A firmare la ricerca in prima mondiale, pubblicata su ‘Science Translational Medicine’, è un gruppo di scienziati e medici di Irccs Ospedale San Raffaele di Milano e Università Vita-Salute San Raffaele, che hanno lavorato insieme ai bioingegneri della Scuola Superiore Sant’Anna di Pisa, coordinati da un nome noto ai lettori di Fortune Italia: Silvestro Micera, professore presso l’EPFL e la Sant’Anna. Protagonisti del lavoro, due pazienti con una lesione traumatica del midollo spinale: una donna di 34 anni e un uomo di 57 anni (ma il gruppo che ha sperimentato questo approccio nel frattempo si è ampliato).
Lo studio
Nel corso del 2023 entrambi i pazienti sono stati sottoposti all’impianto di un elettrostimolatore midollare, dopodichè hanno seguito un lungo percorso riabilitativo presso l’unità diretta dal dottor Sandro Iannaccone. In questo modo, grazie alla stimolazione elettrica ad alta frequenza, i pazienti hanno potuto ottenere costanti miglioramenti e, alla fine, sono tornati a camminare. In particolare, al termine del percorso uno dei due pazienti ha percorso 175 metri senza stimolazione attiva.

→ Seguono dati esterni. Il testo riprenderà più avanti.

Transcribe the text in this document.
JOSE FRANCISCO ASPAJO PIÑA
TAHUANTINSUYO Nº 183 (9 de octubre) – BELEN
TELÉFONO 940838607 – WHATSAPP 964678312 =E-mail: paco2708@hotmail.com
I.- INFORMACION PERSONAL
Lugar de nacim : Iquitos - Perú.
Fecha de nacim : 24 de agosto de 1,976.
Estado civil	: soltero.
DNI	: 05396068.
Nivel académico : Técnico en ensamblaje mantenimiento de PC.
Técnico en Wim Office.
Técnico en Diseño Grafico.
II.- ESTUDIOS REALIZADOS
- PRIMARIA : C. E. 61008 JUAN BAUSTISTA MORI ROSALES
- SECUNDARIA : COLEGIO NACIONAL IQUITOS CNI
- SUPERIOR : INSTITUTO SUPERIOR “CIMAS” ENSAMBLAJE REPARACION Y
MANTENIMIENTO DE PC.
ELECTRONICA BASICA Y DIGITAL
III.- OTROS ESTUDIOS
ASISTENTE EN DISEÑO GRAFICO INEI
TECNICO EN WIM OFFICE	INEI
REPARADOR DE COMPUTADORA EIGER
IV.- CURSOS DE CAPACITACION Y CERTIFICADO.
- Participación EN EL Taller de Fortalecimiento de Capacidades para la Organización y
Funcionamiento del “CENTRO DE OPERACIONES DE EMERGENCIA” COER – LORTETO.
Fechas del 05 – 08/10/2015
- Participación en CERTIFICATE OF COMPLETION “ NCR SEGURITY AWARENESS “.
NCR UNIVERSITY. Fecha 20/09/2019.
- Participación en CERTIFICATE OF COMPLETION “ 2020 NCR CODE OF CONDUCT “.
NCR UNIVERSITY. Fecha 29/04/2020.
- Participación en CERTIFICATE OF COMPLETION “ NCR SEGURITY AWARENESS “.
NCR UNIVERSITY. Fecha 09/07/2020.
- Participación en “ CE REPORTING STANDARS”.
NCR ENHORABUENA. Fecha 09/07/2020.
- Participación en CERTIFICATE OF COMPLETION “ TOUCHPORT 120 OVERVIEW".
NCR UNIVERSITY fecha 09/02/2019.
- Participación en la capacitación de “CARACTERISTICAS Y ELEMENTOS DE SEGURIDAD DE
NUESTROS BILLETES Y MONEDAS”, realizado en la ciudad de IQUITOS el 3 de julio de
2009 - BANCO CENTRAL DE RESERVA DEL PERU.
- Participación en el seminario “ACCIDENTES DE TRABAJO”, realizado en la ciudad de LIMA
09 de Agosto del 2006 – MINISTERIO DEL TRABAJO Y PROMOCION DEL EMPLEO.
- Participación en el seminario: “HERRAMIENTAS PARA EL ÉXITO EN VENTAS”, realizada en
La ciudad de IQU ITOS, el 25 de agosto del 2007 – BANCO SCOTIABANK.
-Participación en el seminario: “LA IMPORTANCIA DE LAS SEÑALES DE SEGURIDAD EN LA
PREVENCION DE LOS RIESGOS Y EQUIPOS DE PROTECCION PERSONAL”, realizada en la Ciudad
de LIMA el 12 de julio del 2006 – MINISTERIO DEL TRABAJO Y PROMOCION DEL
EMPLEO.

La tecnica, sottolineano i ricercatori, “riduce significativamente la spasticità muscolare e migliora le capacità motorie nei pazienti con lesioni del midollo spinale”.
Il dispositivo
Ma di che si tratta? Il neurostimolatore midollare è un dispositivo già in uso nella terapia del dolore. In questo caso però gli scienziati hanno applicato stimolazioni mirate ad alta frequenza combinandole con la riabilitazione per migliorare forza muscolare, deambulazione e controllo motorio. Il protocollo ha anche ridotto i riflessi patologici e le contrazioni involontarie alla base della spasticità muscolare, favorendo movimenti più fluidi e naturali.
Non solo traumi
Incidenti, traumi ma anche malattie come la sclerosi multipla posso causare difficoltà a camminare, paralisi degli arti e spasticità muscolare, riducendo la mobilità delle persone affette. La spasticità muscolare in particolare colpisce quasi il 70% dei pazienti con lesioni al midollo, ma alcuni recenti studi hanno dimostrato che la stimolazione elettrica rappresenta una strategia promettente per ripristinare la capacità di camminare. Attualmente protocolli di stimolazione a bassa frequenza vengono usati per ridurre la spasticità, ma hanno un effetto limitato nei pazienti che soffrono di spasmi muscolari.
Nel caso del protocollo made in Italy i due pazienti hanno partecipato a un programma intensivo che ha integrato stimolazioni a bassa e alta frequenza con esercizi motori. Il team ha osservato che in particolare la stimolazione ad alta frequenza è un approccio sicuro per inibire l’iperreattività patologica dei circuiti spinali, senza generare disagio nei pazienti.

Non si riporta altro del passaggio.